Es soll ein Programm gegen Stress im Gefängnis geben. Das Online-Tool für Stressberufe wurde für den Gebrauch im Gefängnis angepasst. Hier machen die Insassen Atem- und Mentalübungen. Ausserdem gibt es ein neues Ausbildungsprogramm für die Aufseherinnen und Aufseher. Damit sollen sie lernen, besser mit den Insassen umzugehen.

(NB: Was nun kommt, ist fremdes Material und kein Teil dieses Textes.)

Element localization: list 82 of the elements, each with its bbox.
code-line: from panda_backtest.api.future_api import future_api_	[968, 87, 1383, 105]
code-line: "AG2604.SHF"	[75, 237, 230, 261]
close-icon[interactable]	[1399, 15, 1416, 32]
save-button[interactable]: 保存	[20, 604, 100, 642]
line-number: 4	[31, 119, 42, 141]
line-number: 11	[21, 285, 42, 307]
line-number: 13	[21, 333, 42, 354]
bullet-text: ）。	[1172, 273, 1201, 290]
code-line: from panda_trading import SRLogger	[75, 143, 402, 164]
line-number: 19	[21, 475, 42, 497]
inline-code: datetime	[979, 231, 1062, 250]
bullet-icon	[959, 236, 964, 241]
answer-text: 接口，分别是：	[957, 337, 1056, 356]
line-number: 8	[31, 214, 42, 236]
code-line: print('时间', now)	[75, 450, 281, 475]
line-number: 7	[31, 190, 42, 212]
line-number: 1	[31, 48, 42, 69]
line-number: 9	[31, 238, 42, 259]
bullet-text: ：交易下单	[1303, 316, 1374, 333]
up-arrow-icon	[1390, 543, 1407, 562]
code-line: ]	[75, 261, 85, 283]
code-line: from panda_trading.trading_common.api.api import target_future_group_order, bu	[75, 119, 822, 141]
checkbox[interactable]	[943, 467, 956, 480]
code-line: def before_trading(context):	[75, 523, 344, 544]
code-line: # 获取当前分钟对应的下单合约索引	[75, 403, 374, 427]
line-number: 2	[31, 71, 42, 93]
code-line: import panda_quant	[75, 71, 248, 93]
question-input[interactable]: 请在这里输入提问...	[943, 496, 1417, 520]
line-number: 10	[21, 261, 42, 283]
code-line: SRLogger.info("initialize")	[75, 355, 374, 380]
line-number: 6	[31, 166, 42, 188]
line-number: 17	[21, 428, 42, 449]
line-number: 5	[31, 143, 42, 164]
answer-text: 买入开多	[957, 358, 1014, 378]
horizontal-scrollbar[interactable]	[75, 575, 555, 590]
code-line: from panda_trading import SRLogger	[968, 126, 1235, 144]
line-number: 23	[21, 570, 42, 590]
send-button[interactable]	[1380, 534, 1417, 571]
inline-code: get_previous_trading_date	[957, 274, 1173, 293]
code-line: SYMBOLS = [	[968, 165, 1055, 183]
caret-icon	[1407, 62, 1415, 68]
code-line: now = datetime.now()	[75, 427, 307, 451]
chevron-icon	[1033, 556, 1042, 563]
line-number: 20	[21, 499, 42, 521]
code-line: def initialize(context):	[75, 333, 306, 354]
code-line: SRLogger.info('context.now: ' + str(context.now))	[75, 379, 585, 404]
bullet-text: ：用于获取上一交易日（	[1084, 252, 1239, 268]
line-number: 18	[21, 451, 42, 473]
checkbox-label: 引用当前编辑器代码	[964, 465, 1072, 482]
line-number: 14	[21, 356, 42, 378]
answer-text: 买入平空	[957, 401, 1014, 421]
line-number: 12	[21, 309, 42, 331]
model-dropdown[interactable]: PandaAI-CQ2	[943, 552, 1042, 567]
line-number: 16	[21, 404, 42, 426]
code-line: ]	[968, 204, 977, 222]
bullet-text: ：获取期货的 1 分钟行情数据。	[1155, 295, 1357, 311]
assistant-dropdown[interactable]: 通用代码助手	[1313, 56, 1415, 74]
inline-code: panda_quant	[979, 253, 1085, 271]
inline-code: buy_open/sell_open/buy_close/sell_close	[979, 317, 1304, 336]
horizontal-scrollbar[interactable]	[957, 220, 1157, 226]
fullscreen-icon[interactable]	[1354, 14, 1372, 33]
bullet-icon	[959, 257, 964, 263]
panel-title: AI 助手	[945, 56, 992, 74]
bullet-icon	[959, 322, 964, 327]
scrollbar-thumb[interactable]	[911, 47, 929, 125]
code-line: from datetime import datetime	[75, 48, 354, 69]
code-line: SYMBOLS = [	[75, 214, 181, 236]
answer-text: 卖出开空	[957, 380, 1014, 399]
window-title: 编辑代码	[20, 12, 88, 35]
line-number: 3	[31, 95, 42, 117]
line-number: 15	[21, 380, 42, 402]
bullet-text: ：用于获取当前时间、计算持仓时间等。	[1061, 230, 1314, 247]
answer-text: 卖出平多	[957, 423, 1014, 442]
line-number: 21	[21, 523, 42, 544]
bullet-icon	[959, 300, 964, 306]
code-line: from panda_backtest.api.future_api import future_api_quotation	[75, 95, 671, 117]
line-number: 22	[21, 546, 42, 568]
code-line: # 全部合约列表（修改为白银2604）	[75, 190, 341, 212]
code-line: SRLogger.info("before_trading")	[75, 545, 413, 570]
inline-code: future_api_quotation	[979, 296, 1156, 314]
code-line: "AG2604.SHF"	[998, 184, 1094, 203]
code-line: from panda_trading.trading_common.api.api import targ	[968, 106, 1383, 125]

Der Berner Regierungsrat Philippe Müller sagte: „Wenn mehr Menschen im Gefängnis sind, kostet es mehr, sie wieder in die Gesellschaft einzugliedern.“ Untersuchungshaft ist aber immer noch Haft. Es ist wichtig, dass der Versuch keine Auswirkungen auf das Strafverfahren hat. Die Inhaftierten können selbst entscheiden, ob sie am Programm teilnehmen möchten. Im Moment nehmen zwei von fünf Inhaftierten am Eintrittsgespräch teil. Für rund 40 Prozent aller Insassen der Zürcher Untersuchungsgefängnisse gibt es keine solchen Angebote. Diese Gruppe sind ausländische Tatverdächtige, die im Ausland wohnen.